Further probe revealed that one of them gave Rs. 7 lakh to Lakshmanan, who repaid Rs. 6.50 lakh over the last six months but still had to return the principal amount. According to Superintendent of Police V. Balakrishnan, only blank cheques were handed over and signatures obtained on promissory notes. The interest worked up to 60 to 72 per cent. In another case, Lakshmanan took Rs. 3 lakh and paid Rs. 18,000 as interest for 10 days.

Lakshmanan’s modus operandi was to charge meagre interest (less than even some public sector banks) from borrowers. Then he would re-pledge the gold jewels with private firms. An investigating officer explained a particular case wherein the original borrower took a loan of Rs. 50,000 against 50 grams of gold and Lakshmanan, in turn, allegedly obtained Rs. 1 lakh, re-pledging it with the Kerala-based finance company, thus exposing the liability double-fold.

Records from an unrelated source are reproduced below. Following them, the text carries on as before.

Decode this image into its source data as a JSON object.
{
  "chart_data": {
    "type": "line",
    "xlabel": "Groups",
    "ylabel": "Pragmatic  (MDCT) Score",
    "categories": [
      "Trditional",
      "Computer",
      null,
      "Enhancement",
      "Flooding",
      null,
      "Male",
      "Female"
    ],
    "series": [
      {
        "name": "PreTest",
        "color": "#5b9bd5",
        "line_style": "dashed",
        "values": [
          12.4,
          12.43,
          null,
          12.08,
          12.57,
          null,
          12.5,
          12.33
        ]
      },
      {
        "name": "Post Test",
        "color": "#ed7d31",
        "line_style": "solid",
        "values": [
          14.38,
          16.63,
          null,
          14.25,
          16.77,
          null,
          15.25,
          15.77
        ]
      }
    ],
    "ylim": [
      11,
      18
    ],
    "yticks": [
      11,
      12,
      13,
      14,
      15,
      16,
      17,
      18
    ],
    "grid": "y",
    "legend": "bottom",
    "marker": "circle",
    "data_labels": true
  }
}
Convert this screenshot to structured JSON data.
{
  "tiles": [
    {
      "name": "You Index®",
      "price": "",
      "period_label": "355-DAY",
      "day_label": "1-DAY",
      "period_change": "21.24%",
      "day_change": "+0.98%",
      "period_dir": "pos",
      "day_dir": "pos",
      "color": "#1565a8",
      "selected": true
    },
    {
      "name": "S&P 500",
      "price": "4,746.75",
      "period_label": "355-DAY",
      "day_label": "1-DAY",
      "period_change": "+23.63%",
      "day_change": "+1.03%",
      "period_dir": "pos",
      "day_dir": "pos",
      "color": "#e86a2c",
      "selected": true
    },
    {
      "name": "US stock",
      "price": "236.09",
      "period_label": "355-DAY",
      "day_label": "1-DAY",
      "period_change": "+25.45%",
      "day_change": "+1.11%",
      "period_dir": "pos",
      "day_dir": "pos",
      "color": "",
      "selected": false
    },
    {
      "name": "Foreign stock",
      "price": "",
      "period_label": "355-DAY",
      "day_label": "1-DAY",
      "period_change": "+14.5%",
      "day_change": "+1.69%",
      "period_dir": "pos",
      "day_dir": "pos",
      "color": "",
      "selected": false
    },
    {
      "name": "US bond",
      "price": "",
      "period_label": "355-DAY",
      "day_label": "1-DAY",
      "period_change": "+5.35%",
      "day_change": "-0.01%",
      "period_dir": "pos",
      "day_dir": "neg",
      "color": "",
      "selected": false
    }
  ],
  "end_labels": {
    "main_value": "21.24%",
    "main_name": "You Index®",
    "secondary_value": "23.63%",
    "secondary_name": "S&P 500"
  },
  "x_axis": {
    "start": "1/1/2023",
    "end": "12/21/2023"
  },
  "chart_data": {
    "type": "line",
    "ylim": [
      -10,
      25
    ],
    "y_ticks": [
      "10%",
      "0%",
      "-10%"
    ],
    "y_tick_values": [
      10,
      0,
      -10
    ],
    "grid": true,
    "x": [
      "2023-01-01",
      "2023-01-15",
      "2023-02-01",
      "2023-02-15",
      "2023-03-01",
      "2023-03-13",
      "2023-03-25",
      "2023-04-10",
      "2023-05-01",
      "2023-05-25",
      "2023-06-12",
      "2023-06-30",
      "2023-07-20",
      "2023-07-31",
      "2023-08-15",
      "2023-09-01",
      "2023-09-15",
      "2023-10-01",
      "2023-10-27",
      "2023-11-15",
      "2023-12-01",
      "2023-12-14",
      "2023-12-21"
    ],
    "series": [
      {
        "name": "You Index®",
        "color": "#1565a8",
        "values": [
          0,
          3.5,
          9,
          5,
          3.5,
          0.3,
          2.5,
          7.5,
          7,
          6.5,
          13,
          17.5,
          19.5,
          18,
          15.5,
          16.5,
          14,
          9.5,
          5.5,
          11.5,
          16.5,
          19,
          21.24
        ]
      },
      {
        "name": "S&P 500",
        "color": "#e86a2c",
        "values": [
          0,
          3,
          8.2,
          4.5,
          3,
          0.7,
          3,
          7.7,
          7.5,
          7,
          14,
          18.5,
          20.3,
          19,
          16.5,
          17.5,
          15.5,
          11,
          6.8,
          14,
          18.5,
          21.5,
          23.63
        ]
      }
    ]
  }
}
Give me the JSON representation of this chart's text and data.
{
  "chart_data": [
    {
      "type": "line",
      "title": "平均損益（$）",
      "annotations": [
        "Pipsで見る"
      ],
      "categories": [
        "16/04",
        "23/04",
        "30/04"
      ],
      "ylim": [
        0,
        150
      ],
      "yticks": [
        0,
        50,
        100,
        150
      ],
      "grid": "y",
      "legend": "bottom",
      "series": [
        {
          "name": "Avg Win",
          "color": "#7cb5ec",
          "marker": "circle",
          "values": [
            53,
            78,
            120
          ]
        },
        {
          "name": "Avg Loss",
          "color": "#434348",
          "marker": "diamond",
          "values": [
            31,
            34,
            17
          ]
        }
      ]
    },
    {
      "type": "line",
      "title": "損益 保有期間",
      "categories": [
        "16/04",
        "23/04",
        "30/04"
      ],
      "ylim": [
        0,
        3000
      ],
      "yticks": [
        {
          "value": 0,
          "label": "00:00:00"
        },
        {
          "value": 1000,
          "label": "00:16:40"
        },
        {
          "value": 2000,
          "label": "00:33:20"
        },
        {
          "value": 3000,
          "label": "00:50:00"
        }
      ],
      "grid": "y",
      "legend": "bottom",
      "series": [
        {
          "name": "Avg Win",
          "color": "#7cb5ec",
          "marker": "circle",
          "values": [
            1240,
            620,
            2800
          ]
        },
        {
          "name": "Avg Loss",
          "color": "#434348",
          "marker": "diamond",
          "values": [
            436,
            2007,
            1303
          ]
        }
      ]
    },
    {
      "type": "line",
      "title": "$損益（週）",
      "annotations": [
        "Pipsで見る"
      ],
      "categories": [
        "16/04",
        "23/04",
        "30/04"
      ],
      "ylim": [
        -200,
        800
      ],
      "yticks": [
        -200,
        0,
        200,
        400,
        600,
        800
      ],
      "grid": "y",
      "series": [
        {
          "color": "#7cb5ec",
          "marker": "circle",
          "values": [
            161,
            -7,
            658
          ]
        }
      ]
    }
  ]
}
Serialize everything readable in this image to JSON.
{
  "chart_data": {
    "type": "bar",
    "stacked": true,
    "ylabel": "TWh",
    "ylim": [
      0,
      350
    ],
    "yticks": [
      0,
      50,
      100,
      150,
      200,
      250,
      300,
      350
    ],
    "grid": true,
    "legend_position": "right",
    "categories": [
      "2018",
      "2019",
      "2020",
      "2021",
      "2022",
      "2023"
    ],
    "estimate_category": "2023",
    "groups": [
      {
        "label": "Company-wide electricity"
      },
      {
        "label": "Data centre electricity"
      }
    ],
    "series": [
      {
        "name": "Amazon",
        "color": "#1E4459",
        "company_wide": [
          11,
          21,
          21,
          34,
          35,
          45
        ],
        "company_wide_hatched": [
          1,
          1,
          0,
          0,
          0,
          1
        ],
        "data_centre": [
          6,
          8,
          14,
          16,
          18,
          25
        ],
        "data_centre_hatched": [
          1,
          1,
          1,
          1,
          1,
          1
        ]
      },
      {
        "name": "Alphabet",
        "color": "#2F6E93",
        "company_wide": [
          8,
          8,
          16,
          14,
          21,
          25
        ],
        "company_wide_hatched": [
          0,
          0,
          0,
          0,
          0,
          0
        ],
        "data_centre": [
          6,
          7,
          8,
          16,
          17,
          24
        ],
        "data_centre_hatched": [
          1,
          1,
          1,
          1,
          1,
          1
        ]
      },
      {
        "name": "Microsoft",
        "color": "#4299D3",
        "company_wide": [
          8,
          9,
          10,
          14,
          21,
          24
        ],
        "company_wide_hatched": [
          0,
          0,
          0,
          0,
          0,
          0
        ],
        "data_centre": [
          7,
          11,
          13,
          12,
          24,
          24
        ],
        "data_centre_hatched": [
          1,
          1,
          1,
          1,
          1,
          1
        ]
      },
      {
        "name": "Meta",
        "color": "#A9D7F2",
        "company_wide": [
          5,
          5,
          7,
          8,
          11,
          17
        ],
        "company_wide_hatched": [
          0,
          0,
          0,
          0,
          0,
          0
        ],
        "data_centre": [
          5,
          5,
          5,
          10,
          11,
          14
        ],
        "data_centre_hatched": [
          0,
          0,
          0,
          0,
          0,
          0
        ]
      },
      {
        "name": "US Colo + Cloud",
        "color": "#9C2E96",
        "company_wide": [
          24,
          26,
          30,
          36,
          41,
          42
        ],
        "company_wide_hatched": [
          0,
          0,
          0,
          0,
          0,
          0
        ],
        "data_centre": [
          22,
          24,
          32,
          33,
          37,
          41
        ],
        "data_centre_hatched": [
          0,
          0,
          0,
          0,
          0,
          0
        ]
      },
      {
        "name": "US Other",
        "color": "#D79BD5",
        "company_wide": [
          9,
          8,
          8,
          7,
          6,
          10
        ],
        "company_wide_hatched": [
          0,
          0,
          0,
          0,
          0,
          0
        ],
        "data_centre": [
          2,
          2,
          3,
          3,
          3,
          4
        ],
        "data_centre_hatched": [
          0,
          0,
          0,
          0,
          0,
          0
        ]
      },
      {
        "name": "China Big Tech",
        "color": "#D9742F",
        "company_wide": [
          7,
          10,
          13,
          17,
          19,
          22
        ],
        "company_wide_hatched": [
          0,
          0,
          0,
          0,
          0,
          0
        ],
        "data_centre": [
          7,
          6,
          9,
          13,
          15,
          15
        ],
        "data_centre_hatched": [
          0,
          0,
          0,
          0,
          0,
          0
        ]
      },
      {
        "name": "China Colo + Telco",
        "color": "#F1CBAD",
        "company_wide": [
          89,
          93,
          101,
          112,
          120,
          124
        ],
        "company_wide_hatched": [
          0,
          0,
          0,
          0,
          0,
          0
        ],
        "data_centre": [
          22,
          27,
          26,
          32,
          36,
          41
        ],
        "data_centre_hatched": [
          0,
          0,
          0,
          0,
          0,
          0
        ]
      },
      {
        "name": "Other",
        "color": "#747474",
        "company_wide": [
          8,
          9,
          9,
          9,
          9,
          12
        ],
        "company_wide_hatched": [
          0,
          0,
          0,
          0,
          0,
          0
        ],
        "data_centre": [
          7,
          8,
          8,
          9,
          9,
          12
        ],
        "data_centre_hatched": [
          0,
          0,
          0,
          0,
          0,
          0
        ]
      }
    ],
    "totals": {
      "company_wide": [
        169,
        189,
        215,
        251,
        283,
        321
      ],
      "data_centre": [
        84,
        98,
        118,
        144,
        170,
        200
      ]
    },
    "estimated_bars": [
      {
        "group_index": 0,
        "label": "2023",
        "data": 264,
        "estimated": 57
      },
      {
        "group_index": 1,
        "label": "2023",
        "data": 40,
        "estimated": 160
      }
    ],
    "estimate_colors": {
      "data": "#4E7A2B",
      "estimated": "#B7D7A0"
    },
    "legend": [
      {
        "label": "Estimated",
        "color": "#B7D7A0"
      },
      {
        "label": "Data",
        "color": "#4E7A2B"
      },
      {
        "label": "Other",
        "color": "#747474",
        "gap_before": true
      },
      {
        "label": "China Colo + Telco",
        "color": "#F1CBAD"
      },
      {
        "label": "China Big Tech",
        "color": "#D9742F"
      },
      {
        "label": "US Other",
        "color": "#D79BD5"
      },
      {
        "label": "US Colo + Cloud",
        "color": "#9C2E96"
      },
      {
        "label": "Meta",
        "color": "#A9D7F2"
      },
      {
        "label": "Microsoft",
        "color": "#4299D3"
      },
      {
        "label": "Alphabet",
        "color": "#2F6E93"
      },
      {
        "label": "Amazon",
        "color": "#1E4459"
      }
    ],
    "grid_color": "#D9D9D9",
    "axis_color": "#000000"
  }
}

The Madurai district police registered 25 cases in 2012 and six this January.

According to the police, the dossier of some of the money lenders shows that they were involved in many criminal offences ranging from petty crimes to grave ones prior to taking on the new avatar of “money lending sharks.”

In the Oomachikulam police station case, the accused moneylender, Raja alias ‘Vazhaiipalam’ Raja allegedly figured in a couple of theft cases before entering the money lending business. Others, also accused of charging abnormal interest for loans last year, figure in police records for various offences under IPC Sections related to cheating, threatening, and criminal trespass.

These money lenders mostly advanced loans to roadside vendors, petty shopkeepers and hoteliers. The modus operandi varies. Borrowers are categorised as small, medium and big.

While roadside vendors’ borrowings range from Rs. 10,000 to Rs. 1 lakh, those in the middle segment go up to Rs. 5 lakh and the big league borrowers cross Rs. 10 lakh.

For a loan of Rs. 10,000, the money lenders gave Rs. 9,000 to the borrower, who would repay Rs. 100 daily over a period of 100 days. The thousand rupee taken initially goes as interest.

Any delay in repayment would mean extension of the number of days, according to the police.

The big players in the hotel industry are able to repay from their daily sales on time. They invest the borrowed funds in real estate and into their own businesses. “By paying cash to our grocery suppliers, we gain huge discounts. For us, cash availability means more than the exorbitant rates,” said a hotelier.

Some of the money lenders who charge exorbitant rates take pride in their trade. A senior police officer recalls a decade-old financier’s quote: “Madurai decides on whom to finance in Kollywood industry….”

And, of course, those who lived long in Madurai are well-versed with the grapevine that popular film producer G. Venkateswaran (GV) allegedly committed suicide after he was tortured by the money lending sharks.